The Bashiqa and Duberdan camps near Mosul in northern Iraq, which have created a diplomatic spat between Baghdad and Ankara due to the presence of Turkish troops there, were founded with the knowledge and permission of the Iraqi government and Defense Ministry, Kurdistan Regional Government (KRG) Spokesman Safin Dizayi said.
In a statement published on the official website of KRG's government, Dizayi said that numerous countries supported KRG and Baghdad with military aid, training and equipment after Daish's attacks intensified. As part of this, two camps were established in Bashiqa and Duberdan areas near Mosul in order to train police and volunteer forces, the statement said.
The KRG facilitated the establishment of the camps, Dizayi said, adding that Turkish experts had started training Mosul police and volunteer forces. The statement noted that these camps had been visited by the Iraqi defense minister.
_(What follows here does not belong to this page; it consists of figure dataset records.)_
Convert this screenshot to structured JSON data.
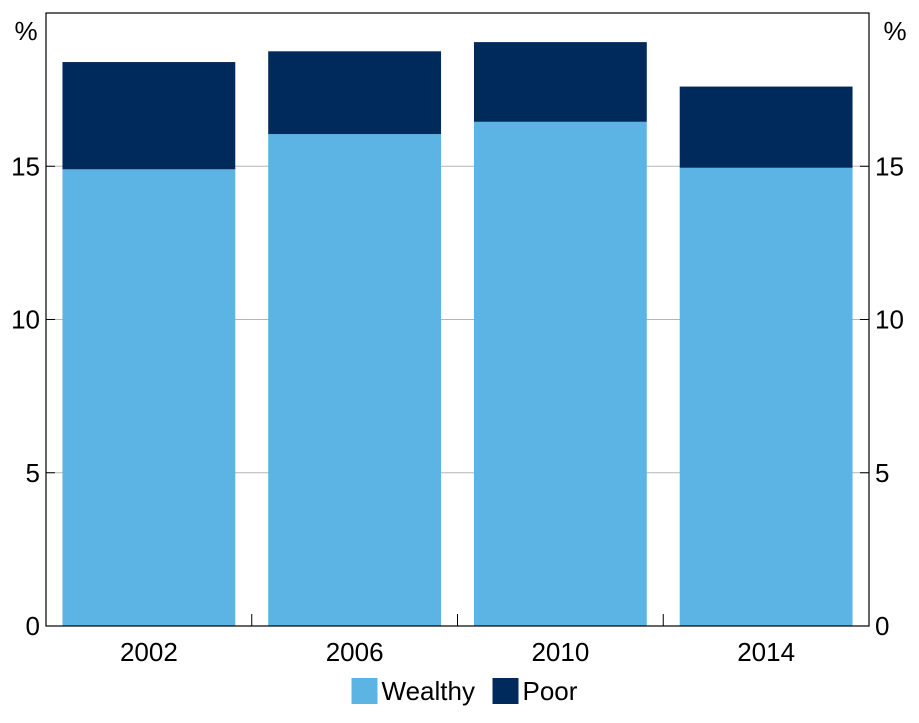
{
  "chart_data": {
    "type": "bar",
    "stacked": true,
    "categories": [
      "2002",
      "2006",
      "2010",
      "2014"
    ],
    "series": [
      {
        "name": "Wealthy",
        "values": [
          14.9,
          16.05,
          16.45,
          14.95
        ],
        "color": "#5bb4e3"
      },
      {
        "name": "Poor",
        "values": [
          3.5,
          2.7,
          2.6,
          2.65
        ],
        "color": "#002a5c"
      }
    ],
    "y_unit_left": "%",
    "y_unit_right": "%",
    "ylim": [
      0,
      20
    ],
    "yticks": [
      0,
      5,
      10,
      15
    ],
    "grid": true,
    "legend_position": "bottom-center"
  }
}
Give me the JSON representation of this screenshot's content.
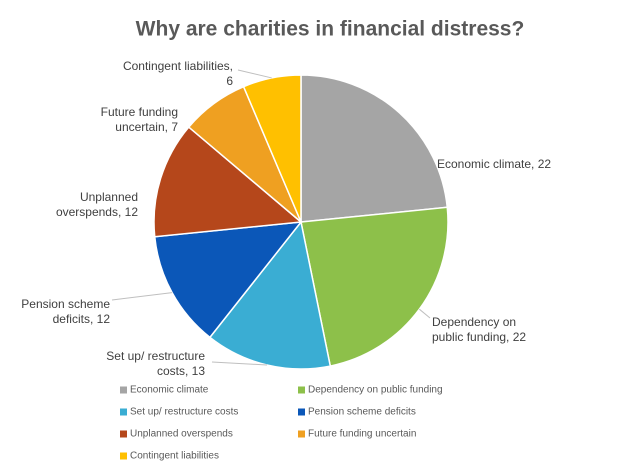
{
  "chart_data": {
    "type": "pie",
    "title": "Why are charities in financial distress?",
    "categories": [
      "Economic climate",
      "Dependency on public funding",
      "Set up/ restructure costs",
      "Pension scheme deficits",
      "Unplanned overspends",
      "Future funding uncertain",
      "Contingent liabilities"
    ],
    "values": [
      22,
      22,
      13,
      12,
      12,
      7,
      6
    ],
    "value_labels": [
      [
        "Economic climate, 22"
      ],
      [
        "Dependency on",
        "public funding, 22"
      ],
      [
        "Set up/ restructure",
        "costs, 13"
      ],
      [
        "Pension scheme",
        "deficits, 12"
      ],
      [
        "Unplanned",
        "overspends, 12"
      ],
      [
        "Future funding",
        "uncertain, 7"
      ],
      [
        "Contingent liabilities,",
        "6"
      ]
    ],
    "colors": [
      "#a5a5a5",
      "#8dc04a",
      "#3aadd3",
      "#0b57b8",
      "#b5471b",
      "#efa021",
      "#ffc000"
    ],
    "legend": "bottom"
  }
}
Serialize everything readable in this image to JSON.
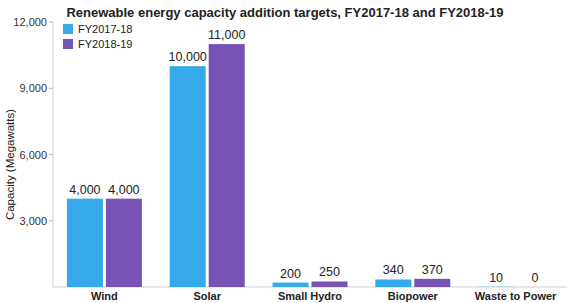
{
  "chart_data": {
    "type": "bar",
    "title": "Renewable energy capacity addition targets, FY2017-18 and FY2018-19",
    "y_label": "Capacity (Megawatts)",
    "categories": [
      "Wind",
      "Solar",
      "Small Hydro",
      "Biopower",
      "Waste to Power"
    ],
    "series": [
      {
        "name": "FY2017-18",
        "color": "#35a9ea",
        "values": [
          4000,
          10000,
          200,
          340,
          10
        ],
        "value_labels": [
          "4,000",
          "10,000",
          "200",
          "340",
          "10"
        ]
      },
      {
        "name": "FY2018-19",
        "color": "#7653b5",
        "values": [
          4000,
          11000,
          250,
          370,
          0
        ],
        "value_labels": [
          "4,000",
          "11,000",
          "250",
          "370",
          "0"
        ]
      }
    ],
    "ylim": [
      0,
      12000
    ],
    "yticks": [
      {
        "value": 3000,
        "label": "3,000"
      },
      {
        "value": 6000,
        "label": "6,000"
      },
      {
        "value": 9000,
        "label": "9,000"
      },
      {
        "value": 12000,
        "label": "12,000"
      }
    ],
    "grid": false,
    "legend": "top-left",
    "data_labels": true
  }
}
The KRG presidency and government is not aware of the existence of any program other than this one, the statement concluded.
Meanwhile, Atheel al- Nujaifi, former Nineveh governor and now believed to have formed a 4,500-strong force that is expected to take part in the operation to liberate Mosul, said yesterday to Reuters that his men, who were trained by 200 Turkish military advisors, are more likely to succeed in stabilizing Mosul "because they are locals who can win over the population."
Nujaifi praised cooperation with the Kurds, but criticized the Iranian-backed Shi'ite militias underscoring sensitivities ahead of the Mosul campaign. "Kurds are partners on the ground. We have no problems with them. But in terms of the Shiite militias they are an alien," he said.
Arafat Karam, a Kurdish deputy in Baghdad also said yesterday in the Iraqi parliament that Sunnis and Shiites must denounce other foreign forces that are meddling in Iraq's political affairs.
"Why do they not talk about other parties, for example, Iran. They have even come to Baghdad. Why do they only talk about Turkey?" Karam said.